Hou Zhilin, Lockwood Lizbeth, Zhang Di, Occhiuto Christopher J, Mo Linqing, Aldrich Kelly E, Stoub Hayden E, Gallo Kathleen A, Liby Karen T, Odom Aaron L
Department of Chemistry, Michigan State University 578 S. Shaw Ln. East Lansing Michigan 48824 USA
Department of Pharmacology and Toxicology, Michigan State University 1355 Bogue St. East Lansing Michigan 48824 USA
RSC Med Chem. 2022 Nov 16;14(1):74-84. doi: 10.1039/d2md00211f. eCollection 2023 Jan 25.
NRF2 is a transcription factor that controls the cellular response to various stressors, such as reactive oxygen and nitrogen species. As such, it plays a key role in the suppression of carcinogenesis, but constitutive NRF2 expression in cancer cells leads to resistance to chemotherapeutics and promotes metastasis. As a result, inhibition of the NRF2 pathway is a target for new drugs, especially for use in conjunction with established chemotherapeutic agents like carboplatin and 5-fluorouracil. A new class of NRF2 inhibitors has been discovered with substituted nicotinonitriles, such as MSU38225. In this work, the effects on NRF2 inhibition with structural changes were explored. Through these studies, we identified a few compounds with as good or better activity than the initial hit but with greatly improved solubility. The syntheses involved a variety of metal-catalyzed reactions, including titanium multicomponent coupling reactions and various Pd and Cu coupling reactions. In addition to inhibiting NRF2 activity, these new compounds inhibited the proliferation and migration of lung cancer cells in which the NRF2 pathway is constitutively activated.

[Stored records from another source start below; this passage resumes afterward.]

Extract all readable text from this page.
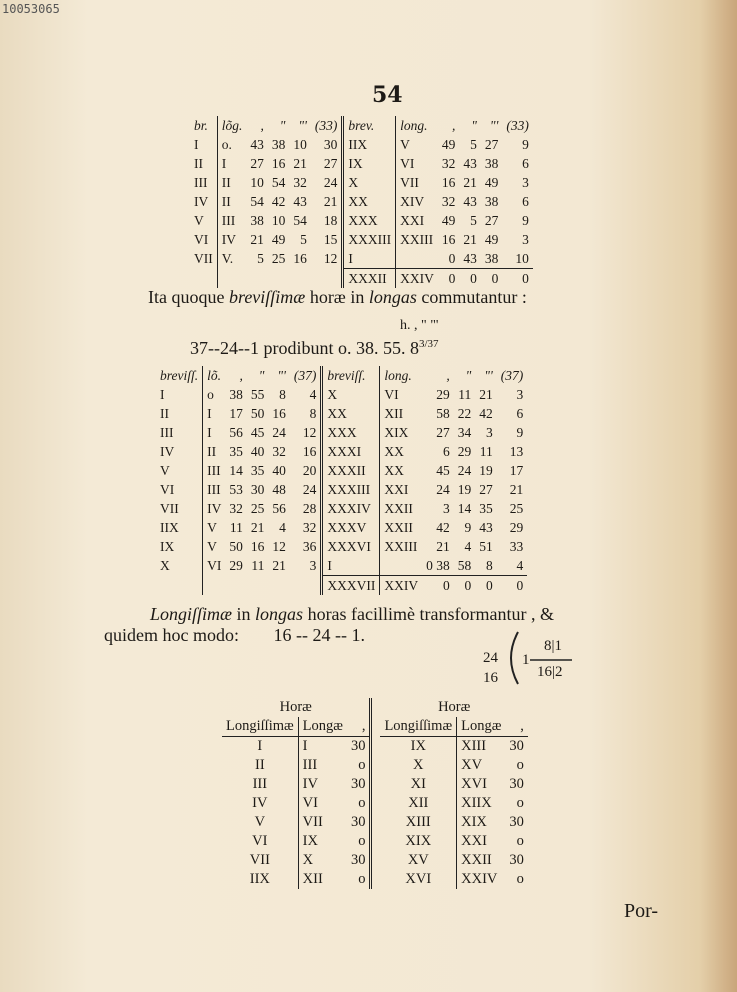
10053065
54
br.	lõg.	,	"	"'	(33)	brev.	long.	,	"	"'	(33)
I	o.	43	38	10	30	IIX	V	49	5	27	9
II	I	27	16	21	27	IX	VI	32	43	38	6
III	II	10	54	32	24	X	VII	16	21	49	3
IV	II	54	42	43	21	XX	XIV	32	43	38	6
V	III	38	10	54	18	XXX	XXI	49	5	27	9
VI	IV	21	49	5	15	XXXIII	XXIII	16	21	49	3
VII	V.	5	25	16	12	I		0	43	38	10
						XXXII	XXIV	0	0	0	0
Ita quoque breviſſimæ horæ in longas commutantur :
h. , " "'
37--24--1 prodibunt o. 38. 55. $8^{3/37}$
breviſſ.	lõ.	,	"	"'	(37)	breviſſ.	long.	,	"	"'	(37)
I	o	38	55	8	4	X	VI	29	11	21	3
II	I	17	50	16	8	XX	XII	58	22	42	6
III	I	56	45	24	12	XXX	XIX	27	34	3	9
IV	II	35	40	32	16	XXXI	XX	6	29	11	13
V	III	14	35	40	20	XXXII	XX	45	24	19	17
VI	III	53	30	48	24	XXXIII	XXI	24	19	27	21
VII	IV	32	25	56	28	XXXIV	XXII	3	14	35	25
IIX	V	11	21	4	32	XXXV	XXII	42	9	43	29
IX	V	50	16	12	36	XXXVI	XXIII	21	4	51	33
X	VI	29	11	21	3	I		0 38	58	8	4
						XXXVII	XXIV	0	0	0	0
Longiſſimæ in longas horas facillimè transformantur , &
quidem hoc modo: 16 -- 24 -- 1.
24
16
1
8|1
16|2
Horæ				Horæ		
Longiſſimæ	Longæ	,		Longiſſimæ	Longæ	,
I	I	30		IX	XIII	30
II	III	o		X	XV	o
III	IV	30		XI	XVI	30
IV	VI	o		XII	XIIX	o
V	VII	30		XIII	XIX	30
VI	IX	o		XIX	XXI	o
VII	X	30		XV	XXII	30
IIX	XII	o		XVI	XXIV	o
Por-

NRF2是一种转录因子,可控制细胞对各种应激源的反应,如活性氧和氮物种。因此,它在抑制肿瘤发生中起关键作用,但癌细胞中NRF2的组成型表达会导致对化疗药物产生抗性并促进转移。因此,抑制NRF2途径是新药的一个靶点,特别是与卡铂和5-氟尿嘧啶等已有的化疗药物联合使用时。已经发现了一类新的NRF2抑制剂,如取代烟腈类化合物,如MSU38225。在这项工作中,研究了结构变化对NRF2抑制的影响。通过这些研究,我们鉴定出了一些活性与最初发现的化合物相当或更好,但溶解度大大提高的化合物。合成过程涉及多种金属催化反应,包括钛多组分偶联反应以及各种钯和铜偶联反应。除了抑制NRF2活性外,这些新化合物还抑制了NRF2途径被组成型激活的肺癌细胞的增殖和迁移。